As we can see, there are two damages PROPDMG and CROPDMG. Since the damage costs are reported in two separate columns, a damage and damage exponent column, create a separate columns in the dataframe to assign the PROPDMGEXP and CROPDMGEXP to the correct value.
However, it does not account for the characters like “-”, “+” or “?” and the numbers like “1”, “2”, etc.
subset.storm$PROPDMG[subset.storm$PROPDMGEXP %in% "B"] <- subset.storm$PROPDMG[subset.storm$PROPDMGEXP %in% "B"] * 1000
subset.storm$PROPDMG[subset.storm$PROPDMGEXP %in% c("M", "m")] <- subset.storm$PROPDMG[subset.storm$PROPDMGEXP %in% c("M", "m")] * 1
subset.storm$PROPDMG[subset.storm$PROPDMGEXP %in% c("K")] <- subset.storm$PROPDMG[subset.storm$PROPDMGEXP %in% c("K")] * 0.001
subset.storm$PROPDMG[subset.storm$PROPDMGEXP %in% c("H", "h")] <- subset.storm$PROPDMG[subset.storm$PROPDMGEXP %in% c("H", "h")] * 1e-04
subset.storm$PROPDMG[!(subset.storm$PROPDMGEXP %in% c("B", "M", "m", "K", "H", "h"))] <- subset.storm$PROPDMG[!(subset.storm$PROPDMGEXP %in% c("B", "M", "m", "K", "H", "h"))] * 1e-06
subset.storm$CROPDMG[subset.storm$CROPDMGEXP %in% "B"] <- subset.storm$CROPDMG[subset.storm$CROPDMGEXP %in% "B"] * 1000
subset.storm$CROPDMG[subset.storm$CROPDMGEXP %in% c("M", "m")] <- subset.storm$CROPDMG[subset.storm$CROPDMGEXP %in% c("M", "m")] * 1
subset.storm$CROPDMG[subset.storm$CROPDMGEXP %in% c("K", "k")] <- subset.storm$CROPDMG[subset.storm$CROPDMGEXP %in% c("K", "k")] * 0.001
subset.storm$CROPDMG[!(subset.storm$CROPDMGEXP %in% c("B", "M", "m", "K", "k"))] <- subset.storm$CROPDMG[!(subset.storm$CROPDMGEXP %in% c("B", "M", "m", "K", "k"))] * 1e-06
Calculated the total damage by adding all property damages and crop damage for the events.
Then, visualize the top five events.
EcoConsDmg <- subset.storm$PROPDMG + subset.storm$CROPDMG
EcoCons <- aggregate(EcoConsDmg ~ subset.storm$EVTYPE, FUN = sum)

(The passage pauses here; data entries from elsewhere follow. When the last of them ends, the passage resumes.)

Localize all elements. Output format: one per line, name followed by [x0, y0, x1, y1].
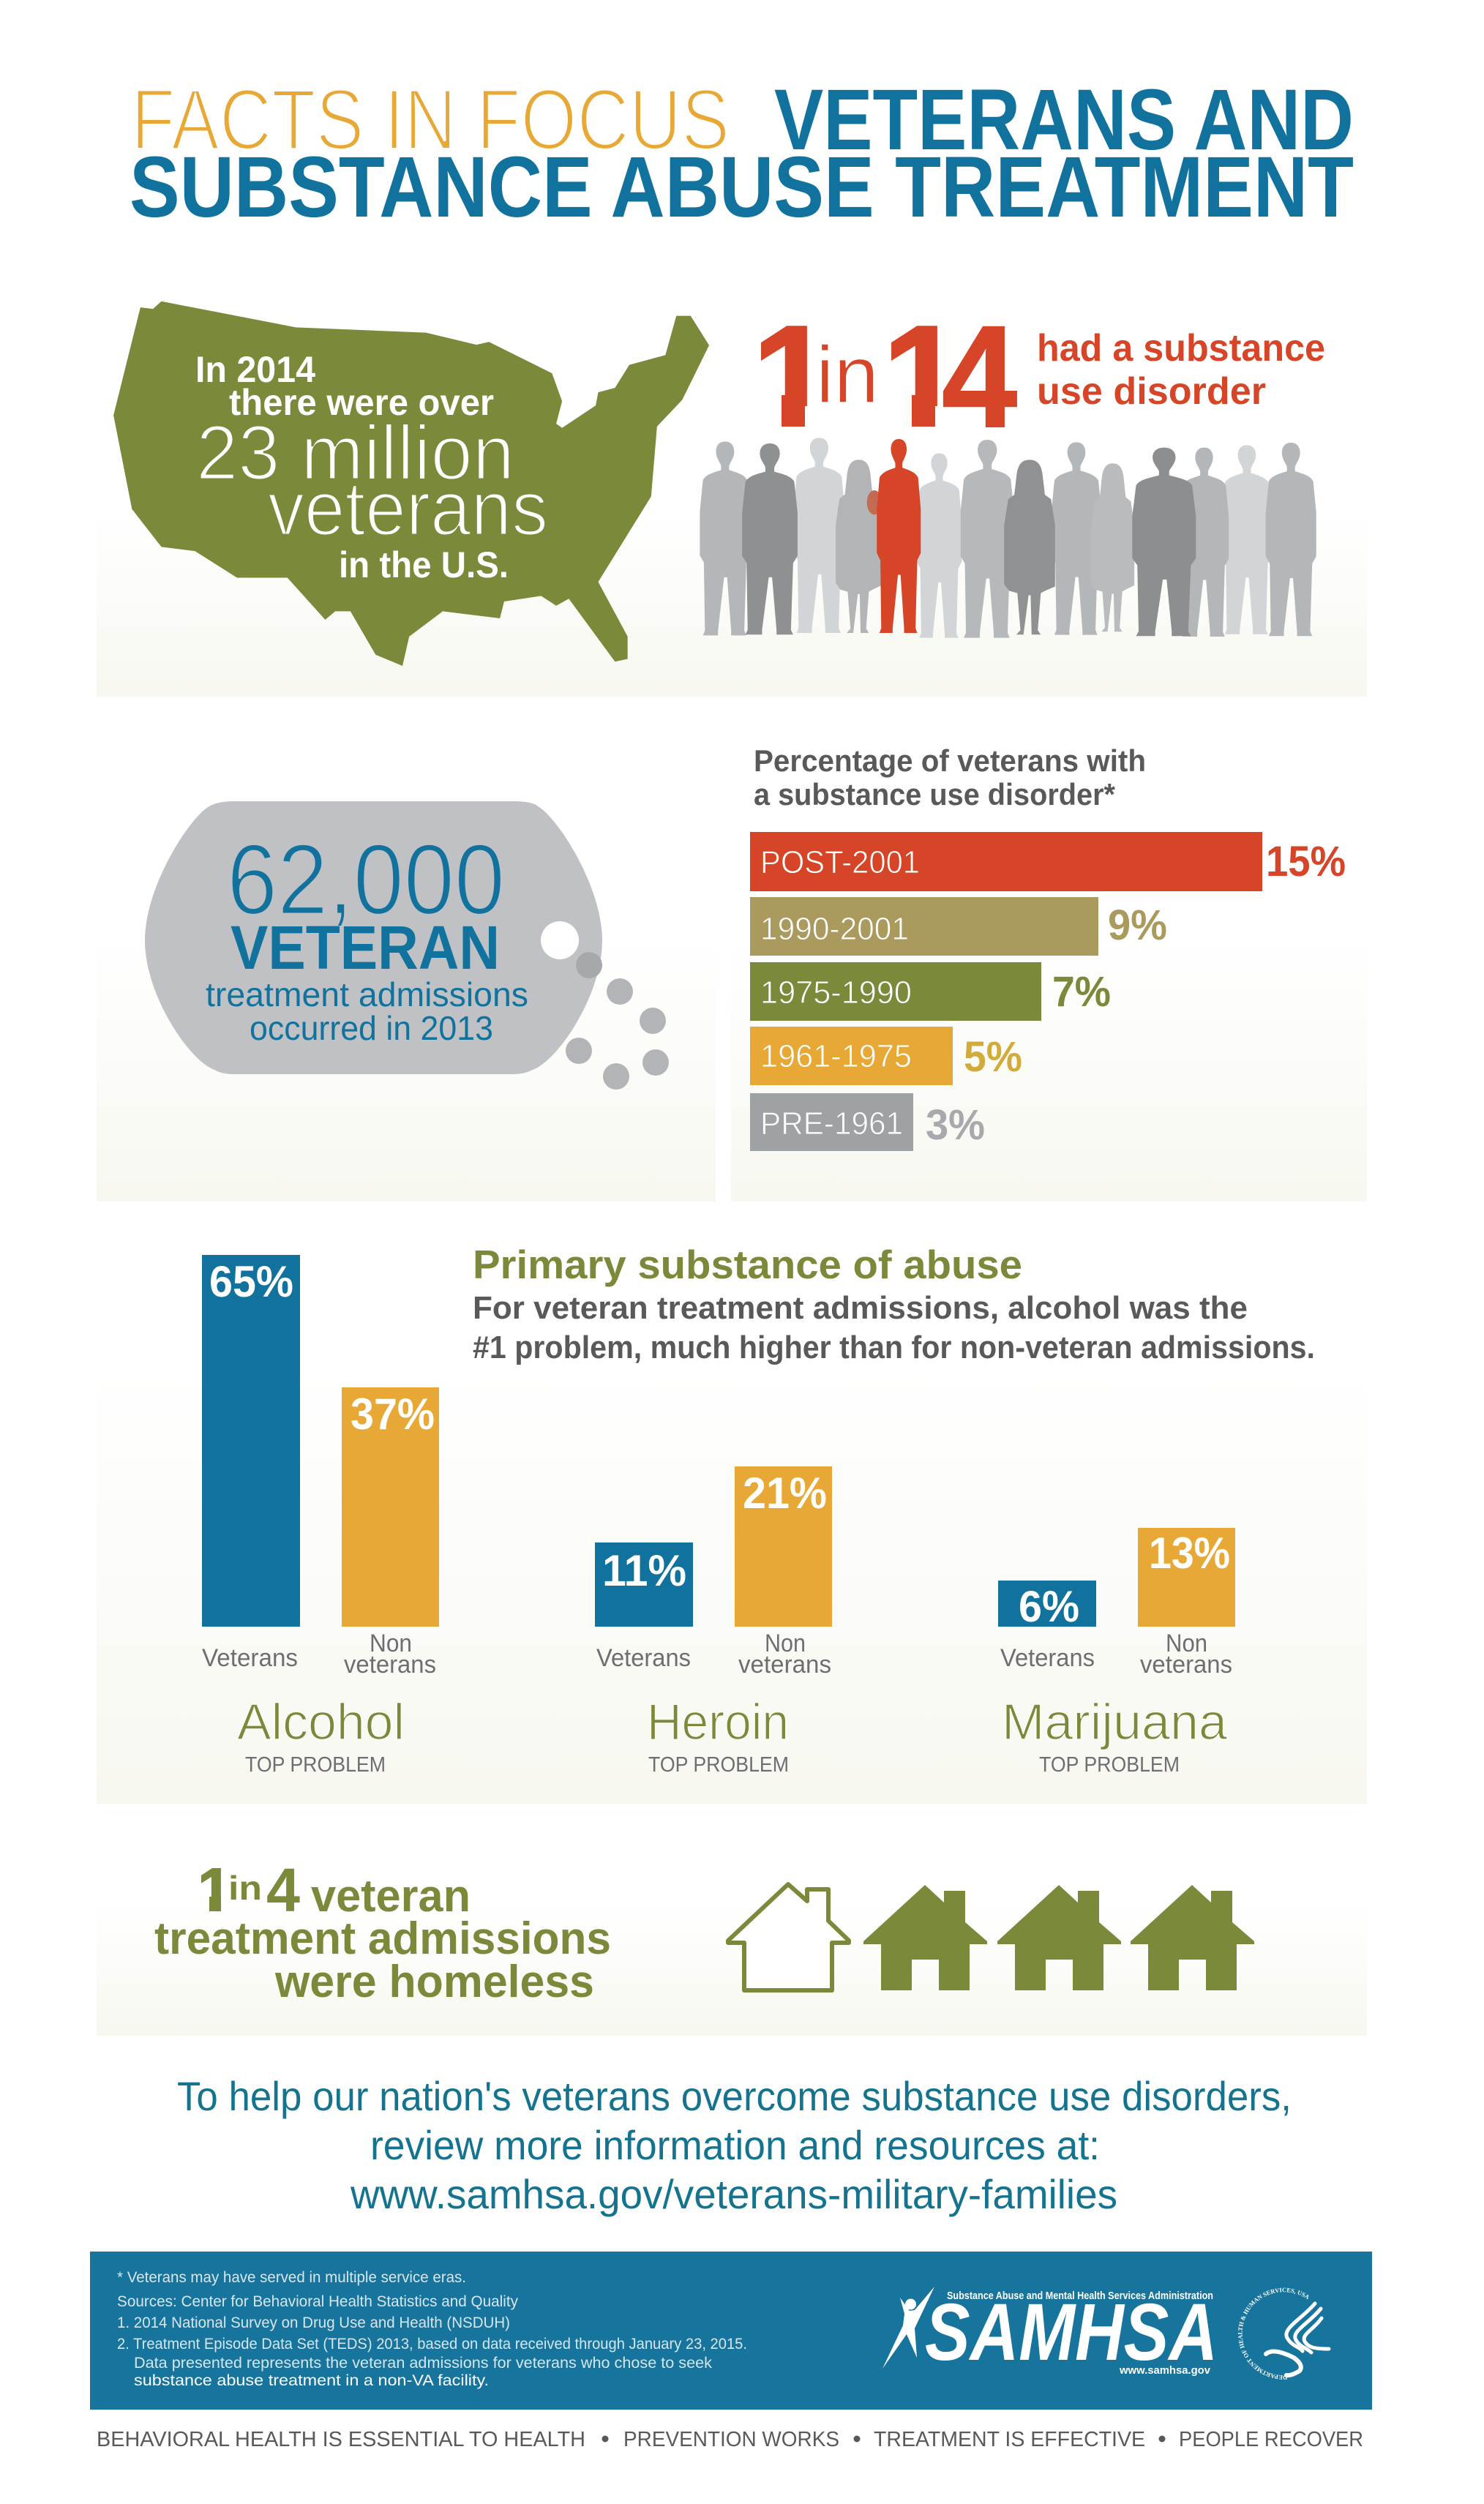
statistic: 1 in 14: had a substance: [1037, 327, 1325, 370]
panel: primary substance of abuse: [97, 1242, 1367, 1804]
icon: dog tag: [145, 801, 602, 1074]
section heading: #1 problem, much higher than for non-veteran admissions.: [473, 1330, 1315, 1365]
dog tag text: treatment admissions: [206, 975, 528, 1013]
chart group: marijuana: Non: [1166, 1630, 1207, 1657]
tagline: TREATMENT IS EFFECTIVE: [874, 2428, 1145, 2451]
bar: 1961-1975: [750, 1027, 1022, 1085]
bar: pre-1961: 3%: [926, 1101, 985, 1149]
map text: 23 million veterans: in the U.S.: [339, 544, 509, 585]
chart group: heroin: Non: [765, 1630, 806, 1657]
chart group: alcohol: 65%: [209, 1257, 293, 1306]
panel: percentage of veterans by service era: [731, 743, 1367, 1202]
icon: ball chain: [566, 952, 669, 1090]
bar: post-2001: 15%: [1266, 838, 1346, 885]
bar: 1961-1975: 1961-1975: [760, 1038, 912, 1074]
sources and notes: Sources: Center for Behavioral Health Statistics and Quality: [117, 2293, 518, 2310]
section heading: For veteran treatment admissions, alcohol was the: [473, 1290, 1248, 1326]
title: VETERANS AND: [774, 72, 1354, 168]
map text: 23 million veterans: veterans: [268, 465, 548, 552]
bar: pre-1961: [750, 1093, 985, 1151]
SAMHSA logo: SAMHSA: [925, 2287, 1218, 2377]
sources and notes: substance abuse treatment in a non-VA facility.: [134, 2372, 489, 2389]
statistic: 1 in 14: in: [816, 330, 879, 420]
chart group: marijuana: [998, 1528, 1235, 1777]
panel: dog tag treatment admissions: [97, 801, 716, 1202]
panel: homeless admissions: [97, 1856, 1367, 2036]
map text: 23 million veterans: [195, 349, 548, 585]
chart group: marijuana: 13%: [1149, 1529, 1230, 1578]
SAMHSA logo: Substance Abuse and Mental Health Services Administration: [947, 2290, 1213, 2302]
SAMHSA logo: www.samhsa.gov: [1119, 2364, 1211, 2377]
dog tag text: VETERAN: [231, 913, 500, 982]
chart group: alcohol: 37%: [351, 1390, 435, 1439]
map text: 23 million veterans: In 2014: [195, 349, 315, 390]
panel: veteran population: [97, 296, 1367, 697]
bar: post-2001: [750, 832, 1346, 891]
sources and notes: [117, 2269, 747, 2389]
icon: outlined house: [728, 1884, 849, 1990]
bar: 1990-2001: 1990-2001: [760, 911, 909, 947]
statement: 1 in 4 homeless: [155, 1868, 609, 1998]
tagline: PREVENTION WORKS: [623, 2428, 839, 2451]
map text: 23 million veterans: there were over: [229, 382, 494, 423]
statistic: 1 in 14: use disorder: [1037, 370, 1266, 413]
HHS seal: DEPARTMENT OF HEALTH & HUMAN SERVICES, USA: [1238, 2287, 1308, 2380]
section heading: [473, 1242, 1315, 1365]
statement: 1 in 4 homeless: 4: [266, 1856, 300, 1924]
bar: 1990-2001: 9%: [1108, 901, 1167, 949]
chart heading: a substance use disorder*: [754, 777, 1116, 811]
chart group: heroin: veterans: [738, 1651, 831, 1679]
bar: 1961-1975: 5%: [964, 1033, 1022, 1081]
bar: 1975-1990: 7%: [1052, 968, 1111, 1016]
chart group: alcohol: [202, 1255, 439, 1777]
sources and notes: * Veterans may have served in multiple service eras.: [117, 2269, 466, 2286]
chart heading: Percentage of veterans with: [754, 743, 1146, 778]
chart group: heroin: TOP PROBLEM: [648, 1753, 789, 1777]
chart group: marijuana: TOP PROBLEM: [1039, 1753, 1180, 1777]
bar: post-2001: POST-2001: [760, 844, 920, 880]
call to action: www.samhsa.gov/veterans-military-families: [350, 2171, 1117, 2217]
dog tag text: occurred in 2013: [250, 1009, 493, 1047]
chart group: heroin: 21%: [743, 1469, 827, 1518]
statement: 1 in 4 homeless: were homeless: [274, 1957, 594, 2007]
tagline: PEOPLE RECOVER: [1179, 2428, 1363, 2451]
dog tag text: 62,000: [227, 824, 505, 936]
sources and notes: 1. 2014 National Survey on Drug Use and Health (NSDUH): [117, 2314, 510, 2331]
bar: 1975-1990: 1975-1990: [760, 975, 912, 1011]
statistic: 1 in 14: 1: [752, 296, 833, 457]
title: FACTS IN FOCUS: [131, 72, 730, 168]
chart group: alcohol: veterans: [344, 1651, 436, 1679]
statement: 1 in 4 homeless: veteran: [311, 1871, 471, 1922]
map text: 23 million veterans: 23 million: [196, 410, 514, 496]
chart group: alcohol: Non: [370, 1630, 412, 1657]
chart group: marijuana: veterans: [1140, 1651, 1232, 1679]
icons: three solid houses: [863, 1885, 1254, 1990]
call to action: [177, 2073, 1292, 2217]
tagline: [97, 2428, 1363, 2451]
chart group: marijuana: 6%: [1019, 1582, 1079, 1631]
section heading: Primary substance of abuse: [473, 1242, 1022, 1287]
sources and notes: Data presented represents the veteran admissions for veterans who chose to seek: [134, 2355, 713, 2372]
chart heading: [754, 743, 1146, 811]
bar: pre-1961: PRE-1961: [760, 1106, 903, 1142]
chart group: heroin: [595, 1466, 832, 1777]
chart group: heroin: Heroin: [647, 1693, 789, 1750]
call to action: To help our nation's veterans overcome substance use disorders,: [177, 2073, 1292, 2119]
dog tag text: [206, 824, 528, 1047]
footer band: [90, 2252, 1372, 2410]
chart group: heroin: 11%: [602, 1546, 686, 1595]
statement: 1 in 4 homeless: treatment admissions: [154, 1913, 611, 1964]
sources and notes: 2. Treatment Episode Data Set (TEDS) 2013, based on data received through January 23, 2015.: [117, 2336, 747, 2353]
tagline: BEHAVIORAL HEALTH IS ESSENTIAL TO HEALTH: [97, 2428, 585, 2451]
statistic: 1 in 14: 4: [942, 296, 1017, 457]
chart group: alcohol: Alcohol: [237, 1693, 405, 1750]
statistic: 1 in 14: [761, 326, 1324, 427]
call to action: review more information and resources at:: [370, 2122, 1100, 2168]
bar: 1990-2001: [750, 897, 1167, 956]
chart group: alcohol: Veterans: [202, 1644, 298, 1672]
chart group: alcohol: TOP PROBLEM: [245, 1753, 386, 1777]
bar: 1975-1990: [750, 962, 1111, 1021]
chart group: heroin: Veterans: [596, 1644, 691, 1672]
statistic: 1 in 14: 1: [882, 296, 963, 457]
chart group: marijuana: Veterans: [1000, 1644, 1095, 1672]
statement: 1 in 4 homeless: in: [228, 1869, 262, 1907]
statement: 1 in 4 homeless: 1: [198, 1856, 232, 1924]
chart group: marijuana: Marijuana: [1002, 1693, 1227, 1750]
silhouettes of people, one highlighted red: [700, 438, 1316, 638]
title: [130, 72, 1354, 236]
map of the United States: [113, 301, 709, 666]
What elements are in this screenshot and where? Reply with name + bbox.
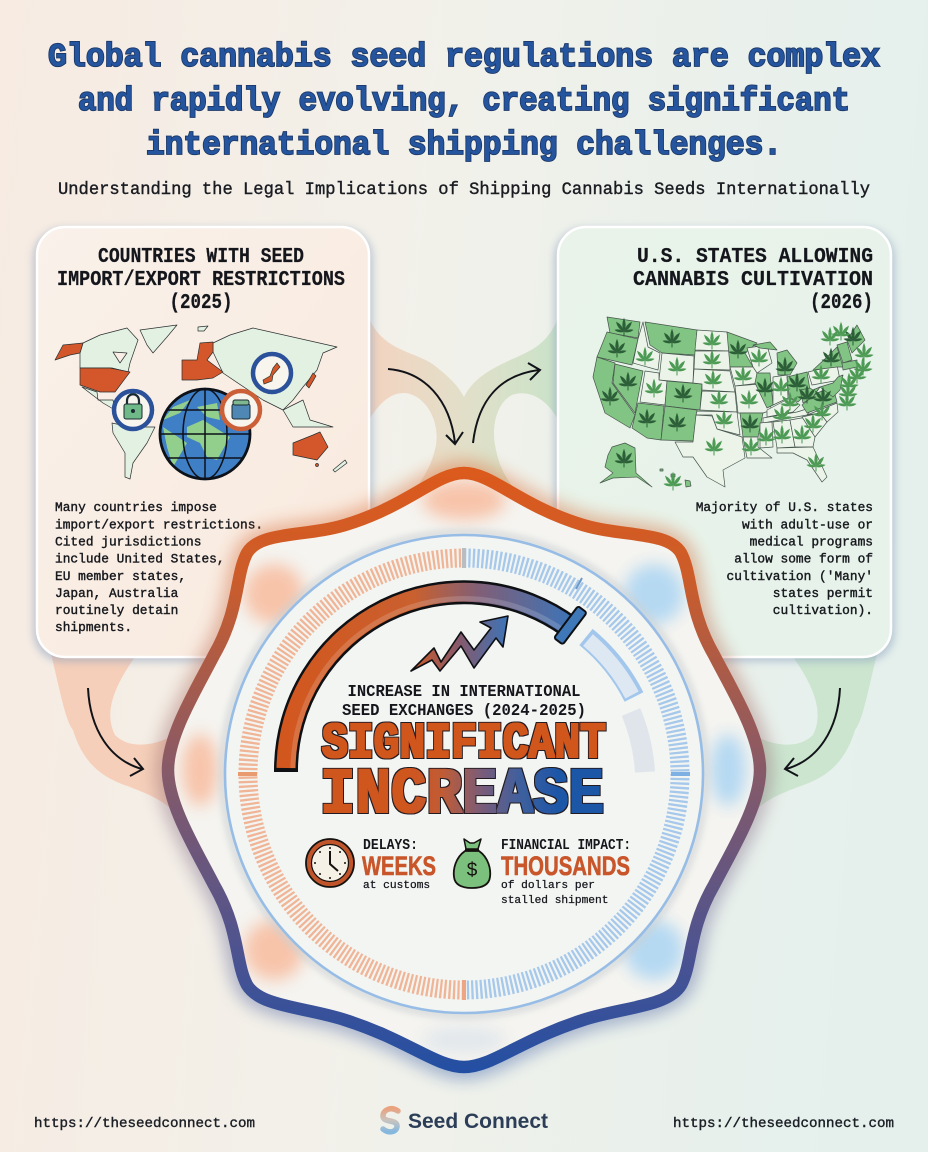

PlotEcoCons <- EcoCons[order(EcoCons$EcoConsDmg, decreasing = T), ]
names(PlotEcoCons)[1] <- "EVTYPE"
ggplot(PlotEcoCons[1:5, ], aes(EVTYPE, EcoConsDmg)) + geom_bar(stat = "identity") + ylab("Economic Damages (million dollars)") +
xlab("Event") + ggtitle("Top Five Events Causing Economic Damages Across the U.S")
From the diagram shows that flood damage causes the highest damage.
The results show that, from year 1950 to November 2011, tornados are most harmful for population health and floods have the greatest economic losses.